You would think that risk would be enough to help elected officials resist the great temptation.
But that temptation is powerful and some are biting the apple, most notably in Congress. Scores of Republican members of Congress have announced that rather than publicly state their acceptance of obvious truth, they will tell constituents who voted for Trump what they want to hear.
They plan to tell them, We’ll take a look at that.
These officials offer a variety of rationales for their decision, but the joint statement from a group of Republicans senators expressed the power of the temptation quite plainly.
The senators did not present evidence of any widespread fraud, they merely cited “allegations” that are “widespread,” and then offered polling numbers as evidence of voter distrust. When I read that statement, I didn’t see a grand conspiracy. I saw me, standing in front of a Rotary club in 2006, wondering how I was going to respond to the constituent suggesting that we spend $100 billion to rebuild every street in our city with concrete.

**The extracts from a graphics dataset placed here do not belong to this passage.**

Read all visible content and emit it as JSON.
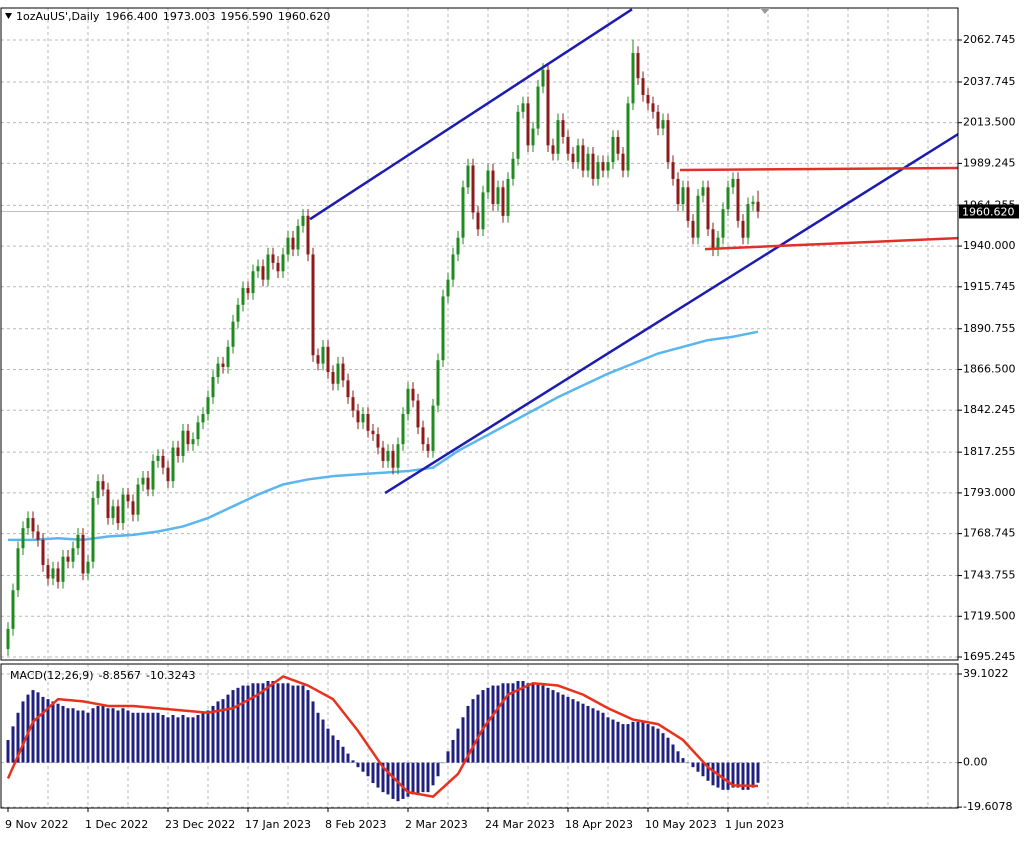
{
  "chart_data": [
    {
      "type": "candlestick",
      "title": "1ozAuUS',Daily",
      "header_values": [
        "1966.400",
        "1973.003",
        "1956.590",
        "1960.620"
      ],
      "categories": [
        "9 Nov 2022",
        null,
        null,
        null,
        null,
        null,
        null,
        null,
        null,
        null,
        null,
        null,
        null,
        null,
        null,
        null,
        "1 Dec 2022",
        null,
        null,
        null,
        null,
        null,
        null,
        null,
        null,
        null,
        null,
        null,
        null,
        null,
        null,
        null,
        "23 Dec 2022",
        null,
        null,
        null,
        null,
        null,
        null,
        null,
        null,
        null,
        null,
        null,
        null,
        null,
        null,
        null,
        "17 Jan 2023",
        null,
        null,
        null,
        null,
        null,
        null,
        null,
        null,
        null,
        null,
        null,
        null,
        null,
        null,
        null,
        "8 Feb 2023",
        null,
        null,
        null,
        null,
        null,
        null,
        null,
        null,
        null,
        null,
        null,
        null,
        null,
        null,
        null,
        "2 Mar 2023",
        null,
        null,
        null,
        null,
        null,
        null,
        null,
        null,
        null,
        null,
        null,
        null,
        null,
        null,
        null,
        "24 Mar 2023",
        null,
        null,
        null,
        null,
        null,
        null,
        null,
        null,
        null,
        null,
        null,
        null,
        null,
        null,
        null,
        "18 Apr 2023",
        null,
        null,
        null,
        null,
        null,
        null,
        null,
        null,
        null,
        null,
        null,
        null,
        null,
        null,
        null,
        "10 May 2023",
        null,
        null,
        null,
        null,
        null,
        null,
        null,
        null,
        null,
        null,
        null,
        null,
        null,
        null,
        null,
        "1 Jun 2023",
        null,
        null,
        null,
        null,
        null,
        null
      ],
      "open": [
        1700,
        1712,
        1735,
        1760,
        1772,
        1778,
        1770,
        1765,
        1750,
        1742,
        1748,
        1740,
        1755,
        1752,
        1760,
        1768,
        1745,
        1752,
        1790,
        1800,
        1795,
        1778,
        1785,
        1775,
        1792,
        1788,
        1780,
        1798,
        1802,
        1795,
        1812,
        1815,
        1808,
        1800,
        1820,
        1815,
        1830,
        1822,
        1825,
        1835,
        1840,
        1850,
        1862,
        1870,
        1868,
        1880,
        1895,
        1905,
        1915,
        1912,
        1925,
        1928,
        1920,
        1935,
        1930,
        1925,
        1935,
        1945,
        1938,
        1952,
        1958,
        1935,
        1875,
        1870,
        1880,
        1865,
        1858,
        1870,
        1860,
        1850,
        1842,
        1835,
        1840,
        1830,
        1828,
        1820,
        1812,
        1818,
        1808,
        1822,
        1840,
        1855,
        1848,
        1832,
        1822,
        1818,
        1845,
        1872,
        1910,
        1920,
        1935,
        1945,
        1975,
        1988,
        1960,
        1950,
        1972,
        1985,
        1965,
        1975,
        1958,
        1980,
        1992,
        2020,
        2025,
        2000,
        2010,
        2035,
        2045,
        2000,
        1995,
        2015,
        2005,
        1995,
        1990,
        2000,
        1985,
        1995,
        1980,
        1990,
        1985,
        1990,
        2005,
        1995,
        1985,
        2025,
        2055,
        2040,
        2030,
        2025,
        2020,
        2010,
        2015,
        1990,
        1980,
        1965,
        1975,
        1955,
        1945,
        1970,
        1975,
        1950,
        1938,
        1945,
        1962,
        1975,
        1980,
        1955,
        1945,
        1965,
        1966.4
      ],
      "high": [
        1716,
        1739,
        1764,
        1776,
        1782,
        1782,
        1774,
        1769,
        1754,
        1752,
        1752,
        1759,
        1759,
        1764,
        1772,
        1772,
        1756,
        1794,
        1804,
        1804,
        1799,
        1789,
        1789,
        1796,
        1796,
        1792,
        1802,
        1806,
        1806,
        1816,
        1819,
        1819,
        1812,
        1824,
        1824,
        1834,
        1834,
        1829,
        1839,
        1844,
        1854,
        1866,
        1874,
        1874,
        1884,
        1899,
        1909,
        1919,
        1919,
        1929,
        1932,
        1932,
        1939,
        1939,
        1934,
        1939,
        1949,
        1949,
        1956,
        1962,
        1962,
        1939,
        1879,
        1884,
        1884,
        1869,
        1874,
        1874,
        1864,
        1854,
        1846,
        1844,
        1844,
        1834,
        1832,
        1824,
        1822,
        1822,
        1826,
        1844,
        1859,
        1859,
        1852,
        1836,
        1826,
        1849,
        1876,
        1914,
        1924,
        1939,
        1949,
        1979,
        1992,
        1992,
        1964,
        1976,
        1989,
        1989,
        1979,
        1979,
        1984,
        1996,
        2024,
        2029,
        2029,
        2014,
        2039,
        2049,
        2049,
        2004,
        2019,
        2019,
        2009,
        1999,
        2004,
        2004,
        1999,
        1999,
        1994,
        1994,
        1994,
        2009,
        2009,
        1999,
        2029,
        2063,
        2059,
        2044,
        2034,
        2029,
        2024,
        2019,
        2019,
        1994,
        1984,
        1979,
        1979,
        1959,
        1974,
        1979,
        1979,
        1954,
        1949,
        1966,
        1979,
        1984,
        1984,
        1959,
        1969,
        1970,
        1973.003
      ],
      "low": [
        1696,
        1708,
        1731,
        1756,
        1768,
        1766,
        1761,
        1746,
        1738,
        1738,
        1736,
        1736,
        1748,
        1748,
        1756,
        1741,
        1741,
        1748,
        1786,
        1791,
        1774,
        1774,
        1771,
        1771,
        1784,
        1776,
        1776,
        1794,
        1791,
        1791,
        1808,
        1804,
        1796,
        1796,
        1811,
        1811,
        1818,
        1818,
        1821,
        1831,
        1836,
        1846,
        1858,
        1864,
        1864,
        1876,
        1891,
        1901,
        1908,
        1908,
        1921,
        1916,
        1916,
        1926,
        1921,
        1921,
        1931,
        1934,
        1934,
        1948,
        1931,
        1871,
        1866,
        1866,
        1861,
        1854,
        1854,
        1856,
        1846,
        1838,
        1831,
        1831,
        1826,
        1824,
        1816,
        1808,
        1808,
        1804,
        1804,
        1818,
        1836,
        1844,
        1828,
        1818,
        1814,
        1814,
        1841,
        1868,
        1906,
        1916,
        1931,
        1941,
        1971,
        1956,
        1946,
        1946,
        1968,
        1961,
        1961,
        1954,
        1954,
        1976,
        1988,
        2016,
        1996,
        1996,
        2006,
        2031,
        1996,
        1991,
        1991,
        2001,
        1991,
        1986,
        1986,
        1981,
        1981,
        1976,
        1976,
        1981,
        1981,
        1986,
        1991,
        1981,
        1981,
        2021,
        2036,
        2026,
        2021,
        2016,
        2006,
        2006,
        1986,
        1976,
        1961,
        1961,
        1951,
        1941,
        1941,
        1966,
        1946,
        1934,
        1934,
        1941,
        1958,
        1971,
        1951,
        1941,
        1941,
        1961,
        1956.59
      ],
      "close": [
        1712,
        1735,
        1760,
        1772,
        1778,
        1770,
        1765,
        1750,
        1742,
        1748,
        1740,
        1755,
        1752,
        1760,
        1768,
        1745,
        1752,
        1790,
        1800,
        1795,
        1778,
        1785,
        1775,
        1792,
        1788,
        1780,
        1798,
        1802,
        1795,
        1812,
        1815,
        1808,
        1800,
        1820,
        1815,
        1830,
        1822,
        1825,
        1835,
        1840,
        1850,
        1862,
        1870,
        1868,
        1880,
        1895,
        1905,
        1915,
        1912,
        1925,
        1928,
        1920,
        1935,
        1930,
        1925,
        1935,
        1945,
        1938,
        1952,
        1958,
        1935,
        1875,
        1870,
        1880,
        1865,
        1858,
        1870,
        1860,
        1850,
        1842,
        1835,
        1840,
        1830,
        1828,
        1820,
        1812,
        1818,
        1808,
        1822,
        1840,
        1855,
        1848,
        1832,
        1822,
        1818,
        1845,
        1872,
        1910,
        1920,
        1935,
        1945,
        1975,
        1988,
        1960,
        1950,
        1972,
        1985,
        1965,
        1975,
        1958,
        1980,
        1992,
        2020,
        2025,
        2000,
        2010,
        2035,
        2045,
        2000,
        1995,
        2015,
        2005,
        1995,
        1990,
        2000,
        1985,
        1995,
        1980,
        1990,
        1985,
        1990,
        2005,
        1995,
        1985,
        2025,
        2055,
        2040,
        2030,
        2025,
        2020,
        2010,
        2015,
        1990,
        1980,
        1965,
        1975,
        1955,
        1945,
        1970,
        1975,
        1950,
        1938,
        1945,
        1962,
        1975,
        1980,
        1955,
        1945,
        1965,
        1966.4,
        1960.62
      ],
      "bull_color": "#1f8a1f",
      "bear_color": "#8e1b1b",
      "ylim": [
        1693.46,
        2081.8
      ],
      "yticks": [
        2062.745,
        2037.745,
        {
          "value": 2013.5,
          "label": "2013.500"
        },
        1989.245,
        1964.255,
        {
          "value": 1940,
          "label": "1940.000"
        },
        1915.745,
        1890.755,
        {
          "value": 1866.5,
          "label": "1866.500"
        },
        1842.245,
        1817.255,
        {
          "value": 1793,
          "label": "1793.000"
        },
        1768.745,
        1743.755,
        {
          "value": 1719.5,
          "label": "1719.500"
        },
        1695.245
      ],
      "grid": true,
      "ma": {
        "color": "#5ab6ee",
        "x": [
          0,
          5,
          10,
          15,
          20,
          25,
          30,
          35,
          40,
          45,
          50,
          55,
          60,
          65,
          70,
          75,
          80,
          85,
          90,
          95,
          100,
          105,
          110,
          115,
          120,
          125,
          130,
          135,
          140,
          145,
          150
        ],
        "values": [
          1765,
          1765,
          1766,
          1765,
          1767,
          1768,
          1770,
          1773,
          1778,
          1785,
          1792,
          1798,
          1801,
          1803,
          1804,
          1805,
          1806,
          1808,
          1818,
          1826,
          1834,
          1842,
          1850,
          1857,
          1864,
          1870,
          1876,
          1880,
          1884,
          1886,
          1889
        ]
      },
      "trendlines": [
        {
          "color": "#1c1cb0",
          "x": [
            60.4,
            124.8
          ],
          "values": [
            1956,
            2081
          ]
        },
        {
          "color": "#1c1cb0",
          "x": [
            75.4,
            190.4
          ],
          "values": [
            1792.9,
            2007.4
          ]
        },
        {
          "color": "#e0302a",
          "x": [
            134.4,
            190
          ],
          "values": [
            1985.3,
            1986.5
          ]
        },
        {
          "color": "#e0302a",
          "x": [
            139.4,
            190
          ],
          "values": [
            1938.2,
            1944.7
          ]
        }
      ],
      "last_price": {
        "value": 1960.62,
        "label": "1960.620"
      }
    },
    {
      "type": "macd",
      "title": "MACD(12,26,9)",
      "header_values": [
        "-8.8567",
        "-10.3243"
      ],
      "values": [
        10,
        16,
        22,
        27,
        30,
        32,
        31,
        29,
        28,
        27,
        26,
        25,
        24,
        24,
        23,
        23,
        22,
        24,
        25,
        25,
        24,
        24,
        23,
        24,
        23,
        22,
        22,
        22,
        22,
        22,
        22,
        21,
        20,
        21,
        20,
        21,
        20,
        20,
        21,
        22,
        23,
        25,
        27,
        28,
        30,
        32,
        33,
        34,
        34,
        35,
        35,
        35,
        36,
        36,
        35,
        35,
        35,
        34,
        34,
        34,
        32,
        27,
        22,
        19,
        15,
        12,
        10,
        7,
        4,
        1,
        -2,
        -4,
        -6,
        -9,
        -11,
        -13,
        -14,
        -16,
        -17,
        -16,
        -15,
        -14,
        -14,
        -13,
        -13,
        -10,
        -6,
        0,
        5,
        10,
        15,
        20,
        25,
        28,
        30,
        32,
        33,
        34,
        34,
        35,
        35,
        35,
        36,
        36,
        35,
        35,
        35,
        34,
        33,
        32,
        31,
        30,
        29,
        28,
        27,
        26,
        25,
        24,
        23,
        22,
        20,
        19,
        18,
        17,
        17,
        18,
        18,
        18,
        17,
        16,
        15,
        13,
        11,
        8,
        5,
        2,
        0,
        -2,
        -4,
        -6,
        -8,
        -10,
        -11,
        -12,
        -12,
        -11,
        -11,
        -12,
        -12,
        -11,
        -8.8567
      ],
      "color": "#1f1f80",
      "signal": {
        "color": "#e8321e",
        "x": [
          0,
          5,
          10,
          15,
          20,
          25,
          30,
          35,
          40,
          45,
          50,
          55,
          60,
          65,
          70,
          75,
          80,
          85,
          90,
          95,
          100,
          105,
          110,
          115,
          120,
          125,
          130,
          135,
          140,
          145,
          150
        ],
        "values": [
          -7,
          18,
          28,
          27,
          25,
          25,
          24,
          23,
          22,
          24,
          30,
          38,
          34,
          28,
          14,
          -2,
          -13,
          -15,
          -5,
          15,
          30,
          35,
          34,
          30,
          24,
          19,
          17,
          10,
          -2,
          -10,
          -10.3243
        ]
      },
      "ylim": [
        -20,
        43.5
      ],
      "yticks": [
        39.1022,
        {
          "value": 0,
          "label": "0.00"
        },
        -19.6078
      ]
    }
  ]
}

The statements in Congress this week struck me as the worst manifestation I have ever seen of the politician’s great temptation.
What makes it so bad is that the stakes are so high, because we have reached the edge of a cliff where the only way to continue avoiding the truth is to overthrow our system of government.
In contrast, we have also seen a series of elected (and appointed) officials walking the more difficult path of truth—almost exclusively at the state and local levels. They have been quiet heroes, standing for our republic and our way of life.
Georgia’s secretary of State is an elected official. I’m not a student of Georgia politics, but I think it’s safe to assume his role is pretty thankless. The reality of our system is that the vast majority of elected positions—and they number in the tens of thousands—entail no glamour or public profile. Our whole experiment in self-governance depends on a legion of people doing what they’re supposed to do—quietly and thanklessly—while resisting the elected official’s greatest temptation.
I’ll probably struggle to remember Secretary Brad Raffensperger’s name two weeks from now, but he has demonstrated the intestinal fortitude lacking in some elected officials with much fancier titles and much higher profiles. And our republic will still exist on January 7, January 21, and hopefully for decades to come because of people like him around the country who have played their unpleasant, but necessary, roles in this process.
I suspect most of these people would probably tell you they’re just doing their jobs. But the reality is that their jobs are hard. And their jobs are subject to a great temptation. Yet rather than telling people what they want to hear, these public servants told people what they needed to hear, including the most powerful person in the world.
It appears right now that a majority of Congress will join the ranks of these patriots later this week. Yes, some in Congress will not, and they will likely be remembered for giving in to temptation. But many, many more have stood up for truth and resisted the temptations of comforting lies.
These American heroes are preserving our way of life. They deserve our praise and our gratitude.